“Some of the worst offending we have ever seen”: Two NSW men jailed for child sexual abuse

“Some of the worst offending we have ever seen”: Two NSW men jailed for child sexual abuse
Image: Still of a video of the men's arrest. Supplied: AFP

Two NSW men, including a former childcare worker, have been jailed for a combined total of 63 years for hundreds of child abuse offences.

The pair were arrested in June 2020 by a major federal police operation and pleaded guilty two years later to 354 child abuse offences between them, which involved 30 victims.

The men, aged 30 and 25, appeared at Downing Centre District Court today, and were amongst 25 people charged across Australia charged with 1350 offences. The digital trail at least 56 child victims who were removed from harm.

Formerly a couple, the men, who cannot be named for legal reasons, were aged between 18 and their early 20s at the time of their offences.

Amongst the former childcare worker’s offences was sexually abusing a very young child and using a young child to make child abuse material, often exchanging the material with other paedophiles on platforms like Snapchat.

Today in court, he was convicted of 248 offences. He was sentenced in the NSW District Court to a maximum 37 years in prison, with a non-parole period of 26 years.

His younger associate was convicted of 106 offences. He was sentenced to a maximum of 26 years with a non-parole period of 16 years and nine months.

Both men’s offending included sexual intercourse with a child under the age of 10. They have been in custody since their arrest in 2020.

Upon one man’s arrest, 29,500 video files and more than 100,000 images were found on his phone.

Judge Sarah Hopkins said the abuse they recorded was of “extreme depravity”.

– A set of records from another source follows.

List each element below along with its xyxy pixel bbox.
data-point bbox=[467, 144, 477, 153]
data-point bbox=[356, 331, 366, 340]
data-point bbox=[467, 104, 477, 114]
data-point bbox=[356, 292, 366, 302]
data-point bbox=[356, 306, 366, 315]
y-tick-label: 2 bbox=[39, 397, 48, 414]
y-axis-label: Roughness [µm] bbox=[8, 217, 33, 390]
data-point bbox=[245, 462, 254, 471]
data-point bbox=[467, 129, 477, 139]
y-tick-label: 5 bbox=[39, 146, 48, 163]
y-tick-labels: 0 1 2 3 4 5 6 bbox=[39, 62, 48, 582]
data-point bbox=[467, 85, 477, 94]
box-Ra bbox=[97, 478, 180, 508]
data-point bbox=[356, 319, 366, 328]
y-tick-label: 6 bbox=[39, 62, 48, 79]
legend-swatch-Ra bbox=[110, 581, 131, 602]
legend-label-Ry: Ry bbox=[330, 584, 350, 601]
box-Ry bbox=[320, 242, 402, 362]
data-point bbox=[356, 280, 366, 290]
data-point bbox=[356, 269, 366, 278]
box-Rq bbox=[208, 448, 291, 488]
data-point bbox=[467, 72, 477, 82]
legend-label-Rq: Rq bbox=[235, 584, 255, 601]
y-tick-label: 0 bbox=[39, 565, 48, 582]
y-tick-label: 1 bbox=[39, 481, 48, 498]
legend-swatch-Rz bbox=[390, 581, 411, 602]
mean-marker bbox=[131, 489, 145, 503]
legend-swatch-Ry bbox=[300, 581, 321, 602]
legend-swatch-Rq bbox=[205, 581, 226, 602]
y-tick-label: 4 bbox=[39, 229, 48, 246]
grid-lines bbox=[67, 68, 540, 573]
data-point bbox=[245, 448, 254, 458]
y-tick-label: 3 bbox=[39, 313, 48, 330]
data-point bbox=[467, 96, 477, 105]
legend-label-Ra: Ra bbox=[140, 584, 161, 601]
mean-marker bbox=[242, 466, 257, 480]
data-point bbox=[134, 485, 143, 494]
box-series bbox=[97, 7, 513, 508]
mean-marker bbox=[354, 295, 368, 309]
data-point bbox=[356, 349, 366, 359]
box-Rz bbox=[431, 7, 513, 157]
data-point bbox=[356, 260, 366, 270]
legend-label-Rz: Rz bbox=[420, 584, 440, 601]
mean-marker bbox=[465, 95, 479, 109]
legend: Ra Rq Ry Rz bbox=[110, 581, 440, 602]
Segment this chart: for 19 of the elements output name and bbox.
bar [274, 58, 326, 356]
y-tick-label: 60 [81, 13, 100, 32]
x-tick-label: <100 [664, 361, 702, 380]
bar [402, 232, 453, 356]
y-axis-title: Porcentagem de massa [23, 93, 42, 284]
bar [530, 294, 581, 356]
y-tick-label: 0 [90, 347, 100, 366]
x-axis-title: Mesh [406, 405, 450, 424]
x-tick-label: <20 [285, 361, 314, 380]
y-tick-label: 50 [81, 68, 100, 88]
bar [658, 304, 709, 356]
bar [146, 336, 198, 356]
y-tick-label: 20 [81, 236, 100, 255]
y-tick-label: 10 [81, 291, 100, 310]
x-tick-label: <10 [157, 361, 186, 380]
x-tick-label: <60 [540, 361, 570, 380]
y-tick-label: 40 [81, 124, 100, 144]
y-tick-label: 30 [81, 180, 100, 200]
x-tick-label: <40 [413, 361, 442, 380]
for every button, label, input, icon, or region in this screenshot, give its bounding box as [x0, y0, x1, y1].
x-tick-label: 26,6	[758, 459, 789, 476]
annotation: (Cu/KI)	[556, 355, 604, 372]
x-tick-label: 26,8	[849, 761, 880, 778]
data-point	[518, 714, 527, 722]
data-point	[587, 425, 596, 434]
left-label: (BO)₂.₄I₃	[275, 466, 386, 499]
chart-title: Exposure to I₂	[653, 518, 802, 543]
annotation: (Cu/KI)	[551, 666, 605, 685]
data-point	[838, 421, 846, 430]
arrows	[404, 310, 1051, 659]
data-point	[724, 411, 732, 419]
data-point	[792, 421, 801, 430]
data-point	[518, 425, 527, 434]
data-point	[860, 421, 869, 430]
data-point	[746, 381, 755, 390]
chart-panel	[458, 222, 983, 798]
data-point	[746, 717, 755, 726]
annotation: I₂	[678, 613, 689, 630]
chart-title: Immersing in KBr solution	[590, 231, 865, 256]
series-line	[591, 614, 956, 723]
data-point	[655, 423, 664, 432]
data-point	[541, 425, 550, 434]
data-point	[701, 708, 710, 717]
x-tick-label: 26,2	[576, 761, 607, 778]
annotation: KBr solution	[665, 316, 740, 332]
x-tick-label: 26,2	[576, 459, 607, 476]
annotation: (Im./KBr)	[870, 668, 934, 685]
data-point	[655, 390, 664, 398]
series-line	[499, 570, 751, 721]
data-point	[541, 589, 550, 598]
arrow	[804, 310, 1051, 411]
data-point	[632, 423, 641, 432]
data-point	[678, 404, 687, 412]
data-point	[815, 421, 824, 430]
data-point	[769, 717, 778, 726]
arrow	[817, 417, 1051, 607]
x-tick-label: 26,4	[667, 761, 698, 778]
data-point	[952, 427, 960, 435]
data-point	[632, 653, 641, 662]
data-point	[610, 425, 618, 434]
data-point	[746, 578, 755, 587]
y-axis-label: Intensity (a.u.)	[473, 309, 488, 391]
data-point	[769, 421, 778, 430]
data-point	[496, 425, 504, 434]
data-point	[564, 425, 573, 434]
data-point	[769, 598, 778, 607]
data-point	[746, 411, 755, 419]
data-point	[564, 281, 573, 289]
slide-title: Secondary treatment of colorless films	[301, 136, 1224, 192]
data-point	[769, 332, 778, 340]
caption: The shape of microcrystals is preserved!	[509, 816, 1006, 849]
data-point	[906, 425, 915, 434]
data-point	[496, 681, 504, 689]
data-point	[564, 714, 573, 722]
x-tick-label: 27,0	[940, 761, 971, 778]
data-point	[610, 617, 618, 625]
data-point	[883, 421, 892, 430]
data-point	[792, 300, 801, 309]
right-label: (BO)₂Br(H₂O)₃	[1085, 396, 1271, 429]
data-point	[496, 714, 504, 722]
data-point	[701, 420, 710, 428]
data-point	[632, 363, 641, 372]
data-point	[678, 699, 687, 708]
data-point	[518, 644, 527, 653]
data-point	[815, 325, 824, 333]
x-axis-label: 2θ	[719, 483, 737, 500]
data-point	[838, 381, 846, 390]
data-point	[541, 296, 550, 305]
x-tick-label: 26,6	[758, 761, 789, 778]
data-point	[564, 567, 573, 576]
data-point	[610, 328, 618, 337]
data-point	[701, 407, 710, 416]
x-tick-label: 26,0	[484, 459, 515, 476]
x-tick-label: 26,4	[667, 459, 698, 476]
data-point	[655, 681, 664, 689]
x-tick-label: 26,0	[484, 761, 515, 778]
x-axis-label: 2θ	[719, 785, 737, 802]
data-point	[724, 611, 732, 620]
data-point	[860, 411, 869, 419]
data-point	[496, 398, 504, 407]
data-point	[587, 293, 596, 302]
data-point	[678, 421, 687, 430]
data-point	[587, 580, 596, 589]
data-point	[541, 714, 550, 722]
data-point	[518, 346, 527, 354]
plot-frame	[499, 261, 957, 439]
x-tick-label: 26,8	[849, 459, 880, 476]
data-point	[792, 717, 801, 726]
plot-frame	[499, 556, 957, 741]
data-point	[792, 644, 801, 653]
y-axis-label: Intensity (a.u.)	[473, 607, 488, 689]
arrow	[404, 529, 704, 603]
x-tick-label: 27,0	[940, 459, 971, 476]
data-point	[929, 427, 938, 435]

Speaking to the lifelong difficulties of child abuse victims, the judge said, “Early sexual relationships with adults will often exploit and exacerbate a precarious sense of self-worth and self-respect with the victim, which may have lifelong consequences, including the inability to form stable partnerships in adulthood and possible self-destructive behaviour.”

Operation Arkstone 

According to a statement by the Australian Federal Police (AFP), “AFP’s Operation Arkstone dismantled a domestic online network of child sex offenders abusing and exploiting children, including the recording of the horrific crimes to share with others.”

Commander Kate Ferry said that what the AFP and its domestic and international law enforcement partners have uncovered was “truly some of the worst offending we have ever seen.”

The operation began following a tip off from the National Centre for Missing and Exploited Children in the US.

“The criminal behaviour of these two men is perhaps the most disturbing representation of what child sex offenders are capable of, being the systemic sexual abuse of children over many years, across geographical locations and by people who have been entrusted with so much responsibility,” she continued.

“Some of those arrested during Operation Arkstone were meant to keep our children safe. Instead, they used their position to commit some of the most evil crimes imaginable.”

Commander Ferry went on to warn that “there is no dark corner of the internet that is safe for offenders to hide, and there is nowhere the AFP and its law enforcement partners won’t go to hunt you down and drag you out into the light.”

She also acknowledged the bravery of victims that had come forward and their families.

Operation Arkstone began in early 2020 on the Central Coast, in the small town of Wyong.

There, child abuse investigators found the USB and mobile in the bedroom of a 29-year-old man separate to the childcare worker and his partner. The devices were filled with depraved material.

He pleaded guilty in February 2020 to 17 crimes, amongst them filming himself sexually assaulting a young boy and sharing child abuse material with 19 people online.

A few months later, police arrested a soccer coach in the western outskirts of Sydney, who pleaded guilty to 179 offences, including sex with a child under 10. He had also shared thousands of child sex abuse images and videos.

The former soccer coach was sentenced to 30 years prison two years ago but is in the process of appealing his sentence.